Pantai Solop di Kuala Igal
Sebelah kirinya Kuala Mandah
Berjajar di depannya jermal-jermal
Laman bermain pejantan gagah

Itu dulu.

Bila cuaca cerah, baru keluar saja perahu dari kuala-kuala itu – mengikut arus air surut, dari laman Pantai Solop ini, tampaklah di kejauhan : Gunung Daik bercabang dua.

Kekadang mengambang di antara awan-awan.

Bila cuaca teduh, langit kelabu, membayangkannya, hati terasa sendu. Merindu negeri asal-usul nenek moyang leluhur orang-orang di suak-suak pesisir Indragiri ini dulu. Rasanya, ingin menjenguk ke masa lalu.

Bila ombak membuncah-bancuh, semangat pun ikut bergemuruh. Semua bisa ditempuh. Tiada rintangan yang tidak bisa dirempuh. Cuma air sungai dan laut di sini saja semakin keruh. Ikan dan udang pun semakin menjauh.

1950 – 1960-an. Kuala Mandah masih ramai dan riuh. Tempat bertambat nelayan dan para pelaut berlabuh. Tempat persinggahan para pembelok pedagang. Tempat bertandak joget bila malam datang.

KUALA MANDAH
……
kata emak
kuala mandah 1963
apabila malam menjelang di cakrawala
suasana berubah terang benderang
lalu sayup
terdengar dari kejauhan
dang gong dang gong dang gong dang gong
dang gong dang gong dang gong dang gong
kuuuuuuuuuuuuriihhhhh heeewaahhhhh
gelek wak gelek
suara joget yang didatangkan dari seberang
joget pulau yang menawan
joget pulau yang melenakan
joget pulau yang menyayat hati
mereka bernyanyi berpantun riang sampai pagi
…..
(TM Sum, 2020)

Macam inilah Tengku Muhammad (TM) Sum, seorang seniman yang ditakdirkan lahir di Kuala Mandah mengisahkan lewat sebuah madah tentang negeri yang tinggal kisah.

Tersebut pulalah nama Tengku Hussein, zuriat dari Daeng Celak – satu dari lima ompu penyokong berdirinya Kerarajaan Riau-Johor, termasuk orang yang terlama jadi “penunggu” bekas-bekas rumah panggung berjerambah yang dibangun bertongkat beton di atas lumpur Kuala Mandah peninggalan Zaman Belanda ini.

Engku Husein.

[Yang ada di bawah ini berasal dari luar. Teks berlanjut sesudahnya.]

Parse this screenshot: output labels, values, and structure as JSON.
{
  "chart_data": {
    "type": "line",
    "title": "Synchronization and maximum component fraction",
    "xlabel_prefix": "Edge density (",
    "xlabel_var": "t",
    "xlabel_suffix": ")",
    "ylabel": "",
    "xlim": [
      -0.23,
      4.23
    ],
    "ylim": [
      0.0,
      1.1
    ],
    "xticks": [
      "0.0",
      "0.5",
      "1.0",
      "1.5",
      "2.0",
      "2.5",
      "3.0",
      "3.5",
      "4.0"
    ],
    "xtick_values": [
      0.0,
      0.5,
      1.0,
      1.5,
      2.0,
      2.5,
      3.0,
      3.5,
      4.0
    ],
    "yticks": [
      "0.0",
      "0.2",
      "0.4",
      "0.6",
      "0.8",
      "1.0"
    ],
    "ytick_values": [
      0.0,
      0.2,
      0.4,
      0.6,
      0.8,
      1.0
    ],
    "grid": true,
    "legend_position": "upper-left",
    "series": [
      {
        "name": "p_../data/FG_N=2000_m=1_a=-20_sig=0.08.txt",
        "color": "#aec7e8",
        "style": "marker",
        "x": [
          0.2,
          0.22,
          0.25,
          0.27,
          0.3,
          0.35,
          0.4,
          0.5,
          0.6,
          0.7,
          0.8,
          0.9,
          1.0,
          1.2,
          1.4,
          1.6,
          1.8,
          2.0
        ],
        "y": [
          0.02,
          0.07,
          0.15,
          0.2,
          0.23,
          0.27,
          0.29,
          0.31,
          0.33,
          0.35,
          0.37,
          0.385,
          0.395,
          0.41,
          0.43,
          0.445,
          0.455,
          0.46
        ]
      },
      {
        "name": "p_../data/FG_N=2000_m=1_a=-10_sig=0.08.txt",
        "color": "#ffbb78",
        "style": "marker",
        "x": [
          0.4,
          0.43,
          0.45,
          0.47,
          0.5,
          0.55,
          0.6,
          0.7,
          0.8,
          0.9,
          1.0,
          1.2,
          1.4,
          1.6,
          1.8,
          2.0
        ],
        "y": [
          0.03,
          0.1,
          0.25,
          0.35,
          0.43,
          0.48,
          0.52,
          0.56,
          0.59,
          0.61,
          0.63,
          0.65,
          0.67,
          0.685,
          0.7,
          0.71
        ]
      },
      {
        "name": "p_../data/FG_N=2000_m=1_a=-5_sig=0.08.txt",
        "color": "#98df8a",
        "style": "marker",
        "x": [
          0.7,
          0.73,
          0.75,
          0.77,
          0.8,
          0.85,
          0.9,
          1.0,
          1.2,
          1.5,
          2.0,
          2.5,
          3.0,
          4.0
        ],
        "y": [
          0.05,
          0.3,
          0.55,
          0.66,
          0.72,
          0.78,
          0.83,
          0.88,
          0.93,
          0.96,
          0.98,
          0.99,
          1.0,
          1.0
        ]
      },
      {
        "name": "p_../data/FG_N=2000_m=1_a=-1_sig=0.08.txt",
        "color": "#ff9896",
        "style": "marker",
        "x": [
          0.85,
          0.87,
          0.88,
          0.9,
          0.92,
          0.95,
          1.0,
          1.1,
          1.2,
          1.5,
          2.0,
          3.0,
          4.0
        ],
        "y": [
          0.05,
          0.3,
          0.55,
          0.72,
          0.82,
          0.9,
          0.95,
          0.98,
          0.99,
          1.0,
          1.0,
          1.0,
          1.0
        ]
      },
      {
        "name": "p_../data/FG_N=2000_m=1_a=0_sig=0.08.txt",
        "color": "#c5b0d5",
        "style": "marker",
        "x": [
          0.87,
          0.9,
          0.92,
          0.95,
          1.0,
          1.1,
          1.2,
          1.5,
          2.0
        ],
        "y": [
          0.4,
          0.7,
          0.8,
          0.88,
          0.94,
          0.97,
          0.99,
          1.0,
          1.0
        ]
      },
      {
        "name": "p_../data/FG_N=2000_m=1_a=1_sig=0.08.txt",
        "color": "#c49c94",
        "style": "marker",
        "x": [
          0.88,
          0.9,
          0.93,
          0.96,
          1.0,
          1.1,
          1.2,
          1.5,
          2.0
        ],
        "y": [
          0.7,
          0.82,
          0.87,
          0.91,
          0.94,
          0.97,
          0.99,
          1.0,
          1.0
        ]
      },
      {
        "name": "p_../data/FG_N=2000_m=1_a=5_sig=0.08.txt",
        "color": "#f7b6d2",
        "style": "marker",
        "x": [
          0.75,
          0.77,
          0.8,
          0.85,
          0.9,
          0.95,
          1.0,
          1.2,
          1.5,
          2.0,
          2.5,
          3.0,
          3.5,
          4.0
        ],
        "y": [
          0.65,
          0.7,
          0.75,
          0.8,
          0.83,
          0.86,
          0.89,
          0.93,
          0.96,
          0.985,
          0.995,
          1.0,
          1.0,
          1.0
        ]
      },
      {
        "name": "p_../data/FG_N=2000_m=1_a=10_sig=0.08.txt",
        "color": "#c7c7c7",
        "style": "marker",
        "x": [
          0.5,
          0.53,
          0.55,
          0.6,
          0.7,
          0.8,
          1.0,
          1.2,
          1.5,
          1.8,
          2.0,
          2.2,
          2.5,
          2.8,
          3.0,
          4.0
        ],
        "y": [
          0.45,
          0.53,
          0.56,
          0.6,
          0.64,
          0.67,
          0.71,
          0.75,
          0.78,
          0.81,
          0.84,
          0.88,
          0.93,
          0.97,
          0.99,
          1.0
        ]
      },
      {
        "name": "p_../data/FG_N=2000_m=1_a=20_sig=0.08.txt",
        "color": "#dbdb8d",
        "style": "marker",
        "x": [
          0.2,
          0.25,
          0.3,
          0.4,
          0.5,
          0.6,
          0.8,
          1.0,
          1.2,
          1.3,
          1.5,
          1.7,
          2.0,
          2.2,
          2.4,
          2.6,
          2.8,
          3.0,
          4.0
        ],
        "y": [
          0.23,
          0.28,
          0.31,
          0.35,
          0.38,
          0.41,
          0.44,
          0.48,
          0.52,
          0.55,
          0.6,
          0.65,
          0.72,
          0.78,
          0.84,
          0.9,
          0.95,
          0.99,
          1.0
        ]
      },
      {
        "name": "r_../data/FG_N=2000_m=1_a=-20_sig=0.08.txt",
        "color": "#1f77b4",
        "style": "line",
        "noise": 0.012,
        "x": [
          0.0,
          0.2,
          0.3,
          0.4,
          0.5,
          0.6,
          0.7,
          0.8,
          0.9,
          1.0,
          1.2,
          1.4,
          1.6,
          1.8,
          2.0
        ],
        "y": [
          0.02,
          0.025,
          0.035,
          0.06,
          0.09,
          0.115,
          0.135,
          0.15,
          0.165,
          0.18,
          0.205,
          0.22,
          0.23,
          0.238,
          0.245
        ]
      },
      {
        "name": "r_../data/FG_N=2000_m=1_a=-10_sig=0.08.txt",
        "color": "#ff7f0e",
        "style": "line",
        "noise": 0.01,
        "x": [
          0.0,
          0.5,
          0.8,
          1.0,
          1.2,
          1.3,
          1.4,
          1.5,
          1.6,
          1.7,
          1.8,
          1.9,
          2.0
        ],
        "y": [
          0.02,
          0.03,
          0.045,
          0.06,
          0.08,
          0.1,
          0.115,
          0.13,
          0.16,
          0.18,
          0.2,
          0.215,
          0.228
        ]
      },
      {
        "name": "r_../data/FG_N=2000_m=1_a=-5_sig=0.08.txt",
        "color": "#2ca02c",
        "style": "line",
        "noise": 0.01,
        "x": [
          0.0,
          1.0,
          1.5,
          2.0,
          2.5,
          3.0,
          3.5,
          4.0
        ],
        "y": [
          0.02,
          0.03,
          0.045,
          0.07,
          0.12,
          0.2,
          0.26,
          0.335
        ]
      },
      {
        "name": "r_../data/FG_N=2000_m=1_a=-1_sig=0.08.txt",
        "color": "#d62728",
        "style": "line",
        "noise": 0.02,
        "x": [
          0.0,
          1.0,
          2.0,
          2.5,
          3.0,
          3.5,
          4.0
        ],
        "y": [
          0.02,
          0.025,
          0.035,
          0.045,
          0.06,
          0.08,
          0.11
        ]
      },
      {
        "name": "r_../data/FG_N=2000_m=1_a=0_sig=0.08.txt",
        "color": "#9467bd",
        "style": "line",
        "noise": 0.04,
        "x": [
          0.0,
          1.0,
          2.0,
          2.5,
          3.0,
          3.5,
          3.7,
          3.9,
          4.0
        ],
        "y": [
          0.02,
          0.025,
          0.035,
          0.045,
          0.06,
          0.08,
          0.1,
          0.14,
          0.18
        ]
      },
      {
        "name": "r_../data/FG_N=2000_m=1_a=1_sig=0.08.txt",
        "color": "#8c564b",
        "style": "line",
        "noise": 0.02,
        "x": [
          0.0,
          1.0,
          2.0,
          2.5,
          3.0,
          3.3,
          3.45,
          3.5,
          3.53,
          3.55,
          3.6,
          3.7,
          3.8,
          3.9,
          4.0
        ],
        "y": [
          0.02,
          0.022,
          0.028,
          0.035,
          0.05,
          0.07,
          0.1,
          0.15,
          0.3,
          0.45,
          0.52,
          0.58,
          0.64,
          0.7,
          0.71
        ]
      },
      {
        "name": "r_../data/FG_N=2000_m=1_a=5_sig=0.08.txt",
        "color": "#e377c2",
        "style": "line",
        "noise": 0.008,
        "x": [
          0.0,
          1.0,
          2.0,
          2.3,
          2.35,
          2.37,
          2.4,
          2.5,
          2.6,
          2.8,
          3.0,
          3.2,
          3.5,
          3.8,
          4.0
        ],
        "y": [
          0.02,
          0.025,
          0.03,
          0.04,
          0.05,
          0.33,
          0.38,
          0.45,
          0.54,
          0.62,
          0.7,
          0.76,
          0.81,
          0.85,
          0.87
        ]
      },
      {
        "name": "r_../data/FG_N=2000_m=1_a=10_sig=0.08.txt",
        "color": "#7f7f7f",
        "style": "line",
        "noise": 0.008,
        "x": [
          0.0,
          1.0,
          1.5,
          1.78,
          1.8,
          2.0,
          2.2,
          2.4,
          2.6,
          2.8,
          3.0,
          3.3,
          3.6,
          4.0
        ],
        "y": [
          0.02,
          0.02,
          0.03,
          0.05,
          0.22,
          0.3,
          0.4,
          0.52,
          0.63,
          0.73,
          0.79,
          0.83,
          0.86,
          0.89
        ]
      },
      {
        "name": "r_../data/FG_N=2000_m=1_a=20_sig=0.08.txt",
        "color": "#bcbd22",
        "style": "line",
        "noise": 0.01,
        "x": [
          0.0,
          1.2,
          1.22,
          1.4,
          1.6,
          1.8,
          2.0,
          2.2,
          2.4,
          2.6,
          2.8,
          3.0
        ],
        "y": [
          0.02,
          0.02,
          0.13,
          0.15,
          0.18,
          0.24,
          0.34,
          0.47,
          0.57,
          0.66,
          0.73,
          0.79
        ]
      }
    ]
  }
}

Begitu biasa beliau disapa. Seorang syahbandar. Sebetulnya juga seorang pendekar. Mengawasi dan mencatet segala kapal masuk dan keluar, pergi berlayar.

Dulu, di Kuala Mandah dengan suak-suak sekitarnya di tengah hutan mangrove muara Indragiri ini banyak sekali panglong, bedeng atau pondok kayu, juga tongkang-tongkang besar memuat dan membawa kayu-kayu teki atau kayu bakau, melintasi pulau-pulau segantang lada, menuju Singapura.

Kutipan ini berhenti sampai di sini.